Re: CODA kernel module limitations...

From: Jan Harkes <>
Date: Tue, 17 Oct 2000 09:55:58 -0400
On Tue, Oct 17, 2000 at 02:07:33AM +0200, Roland Mainz wrote:
> Think about a ftp site (using CODA kernel-module and podfuk+ftpfs) which
> has large INDEX files (~60MB). File manager likes to determinate the
> datatype - reads the first two bytes - but triggers the download of
> 60MB. 
> Quite efficient, isn't it ? ;-(((
> (Possible) solution:
> Allow random-access (read/write etc.) to remote files.
> What about an interface to the SYSV-VFS layer, e.g. moving more stuff
> from kernel to userspace layer ?

This would actually introduce far too much overhead in context switches
between the application and the cache-manager. Besides, as far as Coda
is concerned, it makes it impossible to guarantee consistency. However,
there is another solution which we've been thinking of.

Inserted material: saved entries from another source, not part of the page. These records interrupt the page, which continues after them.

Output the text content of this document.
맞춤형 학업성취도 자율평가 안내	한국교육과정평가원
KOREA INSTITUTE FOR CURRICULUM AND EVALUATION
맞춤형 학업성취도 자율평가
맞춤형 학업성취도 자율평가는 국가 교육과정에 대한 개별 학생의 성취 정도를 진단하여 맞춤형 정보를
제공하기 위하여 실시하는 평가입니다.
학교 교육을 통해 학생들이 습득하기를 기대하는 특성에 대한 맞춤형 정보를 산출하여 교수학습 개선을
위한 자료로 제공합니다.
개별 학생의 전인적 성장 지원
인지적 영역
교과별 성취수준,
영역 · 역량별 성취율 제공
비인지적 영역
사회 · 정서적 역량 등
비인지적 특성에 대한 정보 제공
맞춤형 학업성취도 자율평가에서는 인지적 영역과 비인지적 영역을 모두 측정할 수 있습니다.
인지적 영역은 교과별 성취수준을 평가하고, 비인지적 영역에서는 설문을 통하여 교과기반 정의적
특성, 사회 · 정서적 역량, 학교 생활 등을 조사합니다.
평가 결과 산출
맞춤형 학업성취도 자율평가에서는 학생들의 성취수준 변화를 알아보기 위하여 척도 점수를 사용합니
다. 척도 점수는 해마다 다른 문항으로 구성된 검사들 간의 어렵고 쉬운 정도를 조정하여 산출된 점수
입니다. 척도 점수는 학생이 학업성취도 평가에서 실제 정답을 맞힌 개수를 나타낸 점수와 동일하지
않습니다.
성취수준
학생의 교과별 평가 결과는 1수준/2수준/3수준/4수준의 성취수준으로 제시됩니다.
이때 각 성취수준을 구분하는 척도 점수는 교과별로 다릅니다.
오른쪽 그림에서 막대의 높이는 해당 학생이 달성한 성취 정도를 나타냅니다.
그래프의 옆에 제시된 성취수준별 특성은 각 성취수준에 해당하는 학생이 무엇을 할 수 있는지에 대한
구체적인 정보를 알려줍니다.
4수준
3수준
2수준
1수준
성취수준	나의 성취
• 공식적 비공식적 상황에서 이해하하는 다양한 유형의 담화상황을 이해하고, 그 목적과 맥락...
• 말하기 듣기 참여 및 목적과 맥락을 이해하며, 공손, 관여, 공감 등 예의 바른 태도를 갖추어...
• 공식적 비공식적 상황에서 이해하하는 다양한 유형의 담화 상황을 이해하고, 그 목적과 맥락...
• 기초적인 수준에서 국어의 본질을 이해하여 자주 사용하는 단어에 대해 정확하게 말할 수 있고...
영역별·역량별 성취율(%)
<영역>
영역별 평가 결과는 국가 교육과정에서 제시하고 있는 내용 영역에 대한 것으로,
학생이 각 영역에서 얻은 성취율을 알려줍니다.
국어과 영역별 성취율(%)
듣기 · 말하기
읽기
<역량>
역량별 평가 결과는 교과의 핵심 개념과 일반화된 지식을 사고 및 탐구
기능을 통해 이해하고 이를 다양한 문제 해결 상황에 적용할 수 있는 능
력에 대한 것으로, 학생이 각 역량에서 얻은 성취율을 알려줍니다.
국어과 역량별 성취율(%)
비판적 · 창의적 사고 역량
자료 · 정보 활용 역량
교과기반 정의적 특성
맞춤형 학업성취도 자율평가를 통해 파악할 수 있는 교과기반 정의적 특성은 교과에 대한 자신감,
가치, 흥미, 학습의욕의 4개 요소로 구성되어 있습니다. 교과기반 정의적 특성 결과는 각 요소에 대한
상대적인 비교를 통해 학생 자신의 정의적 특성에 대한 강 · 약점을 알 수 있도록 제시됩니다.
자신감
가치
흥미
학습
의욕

When a large file is opened, CODA_OPEN could return early, f.i. when
the first 8-64KB have been fetched. The kernel would get a `lease' on
accessing these first pages (both read and write), while the cache
manager pulls in the rest of the file.

When the application accessing the file seeks or reads past it's `lease'
it is blocked until the data is available, and the cachemanager has
returned a new lease. However when the application is done and closes
the file before everything has been fetched, the ongoing fetch can be

In this model, we can keep streaming data into the container files as
efficiently as possible, while at the same time allowing some early
access to the containerfile. One of the big problems is that most
applications don't handle read/write errors very well, so an interrupted
transfer (disconnection) would lead to silently truncated files. Mostly
due to user `error', when someone opens a file in an editor, makes some
changes but doesn't notice the end of the file was lost and saves it back.